WASHINGTON (CNN) -- President Barack Obama on Monday will nominate Richard Cordray to head the new Consumer Financial Protection Bureau, the White House announced Sunday.
The announcement means Obama has passed over Elizabeth Warren, the firebrand law professor who envisioned the bureau.
If confirmed, Cordray's pick sets up formal leadership for the bureau created under the Wall Street reform bill passed last year.
However, many Senate Republicans have vowed to block any nominee to head the bureau, which they argue lacks transparency and accountability.
Warren was staunchly opposed by many business interests as well as members of Congress, and with an election year approaching, it was never clear if Obama would have chosen her for the post.
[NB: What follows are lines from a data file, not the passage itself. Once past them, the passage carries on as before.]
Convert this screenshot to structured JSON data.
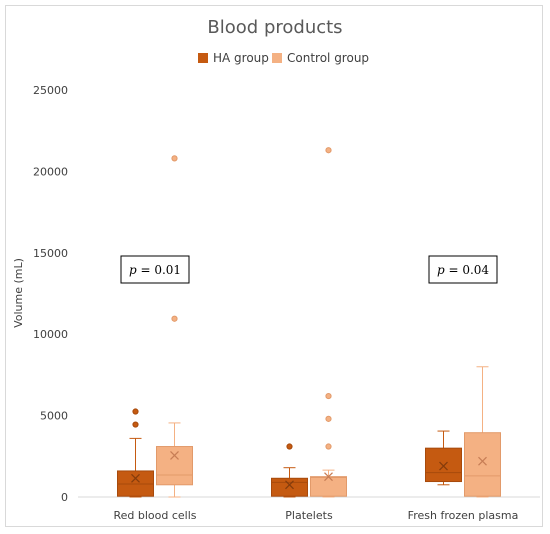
{
  "chart_data": {
    "type": "box",
    "title": "Blood products",
    "ylabel": "Volume (mL)",
    "ylim": [
      0,
      25000
    ],
    "yticks": [
      0,
      5000,
      10000,
      15000,
      20000,
      25000
    ],
    "grid": false,
    "legend_position": "top",
    "categories": [
      "Red blood cells",
      "Platelets",
      "Fresh frozen plasma"
    ],
    "series": [
      {
        "name": "HA group",
        "color": "#c55a11",
        "boxes": [
          {
            "min": 0,
            "q1": 50,
            "median": 800,
            "q3": 1600,
            "max": 3600,
            "mean": 1150,
            "outliers": [
              4450,
              5250
            ]
          },
          {
            "min": 0,
            "q1": 50,
            "median": 900,
            "q3": 1150,
            "max": 1800,
            "mean": 750,
            "outliers": [
              3100
            ]
          },
          {
            "min": 750,
            "q1": 950,
            "median": 1500,
            "q3": 3000,
            "max": 4050,
            "mean": 1900,
            "outliers": []
          }
        ]
      },
      {
        "name": "Control group",
        "color": "#f4b183",
        "boxes": [
          {
            "min": 0,
            "q1": 750,
            "median": 1350,
            "q3": 3100,
            "max": 4550,
            "mean": 2550,
            "outliers": [
              10950,
              20800
            ]
          },
          {
            "min": 0,
            "q1": 50,
            "median": 1200,
            "q3": 1250,
            "max": 1650,
            "mean": 1250,
            "outliers": [
              3100,
              4800,
              6200,
              21300
            ]
          },
          {
            "min": 0,
            "q1": 50,
            "median": 1300,
            "q3": 3950,
            "max": 8000,
            "mean": 2200,
            "outliers": []
          }
        ]
      }
    ],
    "annotations": [
      {
        "category": 0,
        "prefix": "p",
        "text": " = 0.01"
      },
      {
        "category": 2,
        "prefix": "p",
        "text": " = 0.04"
      }
    ]
  }
}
As an assistant to the president, Warren is currently setting up the bureau until a permanent director is confirmed. She issued a statement supporting the nomination of Cordray, the former Ohio attorney general who currently serves as the chief enforcement officer for the bureau.
"Rich has always had my strong support because he is tough and he is smart -- and that's exactly the combination this new agency needs," Warren said. "He was one of the first senior leaders I recruited for the agency, and his work and commitment have made it clear that he will make a stellar director."
Cordray currently works as the bureau's Chief Enforcement Officer and he's also served as Ohio's Attorney General,.
In a statement to Cordray's hometown paper, the Columbus Dispatch, Obama said: "Richard Cordray has spent his career advocating for middle class families, from his 10 years as Ohio's Attorney General, to his most recent role as heading up the enforcement division at the (bureau) and looking out for ordinary people in our financial system."
As attorney general, Cordray fought mortgage servicers and multiple servicing companies. He was a strong advocate for the creation of the Consumer Financial Protection Bureau.
The bureau is intended to make basic financial practices such as taking out a mortgage or loan more clear and transparent while ferreting out unfair lending practices.
On Thursday, the bureau launches as an independent agency and can start examining the books of the nation's largest banks to make sure they're abiding by existing laws that protect consumers. The bureau can also make sure that the banks are following credit card laws that crack down on fees and spell out how long it takes to take credit card debt off through minimum payments.
However, until Cordray steps up as the official director, the bureau lacks new powers critical to preventing the next financial crisis -- such as regulating the non-banking firms that originated hundreds of millions of dollars in subprime mortgages during the height of the boom to families who couldn't afford them.
Warren was such an outspoken critic of the nation's big banks that she became a darling of the progressive left. However, she also drew the ire of the financial community and congressional Republicans, who vowed to block any effort to make her the bureau's leader.
It's unclear whether Cordray can be confirmed. All 44 Senate Republicans had said they'd block any director to the bureau unless Congress weakens the bureau's powers and grant more "oversight and transparency," Republicans say. On Sunday afternoon, it sounded as though Republicans planned to stick together and maintain that position.
"Until President Obama addresses our concerns by supporting a few reasonable structural changes, we will not confirm anyone to lead it," said Sen. Richard Shelby, an Alabama Republican in a statement released Sunday. "No accountability, no confirmation."
Progressive activists had been lobbying the White House to appoint Warren as the chief. Stephanie Taylor, co-founder of Progressive Change Campaign Committee, reiterated that the group's first choice was Warren, while adding that Cordray is a "strong ally" of Warren.
"We hope he will continue her legacy of holding Wall Street accountable," Taylor said.
In his statement to the Columbus Dispatch, Obama thanked Warren "for her work standing up the new agency".
"This agency was Elizabeth's idea, and through sheer force of will, intelligence, and a bottomless well of energy, she will make and continue to make a profound and positive difference for our country," Obama's statement said.
Warren came to Washington from Harvard University, and there is speculation in Democratic circles that she might return to Massachusetts and mount a campaign to challenge Republican Sen. Scott Brown.
While at the bureau, she has refused to address inquiries about her future moves and was unavailable for comment.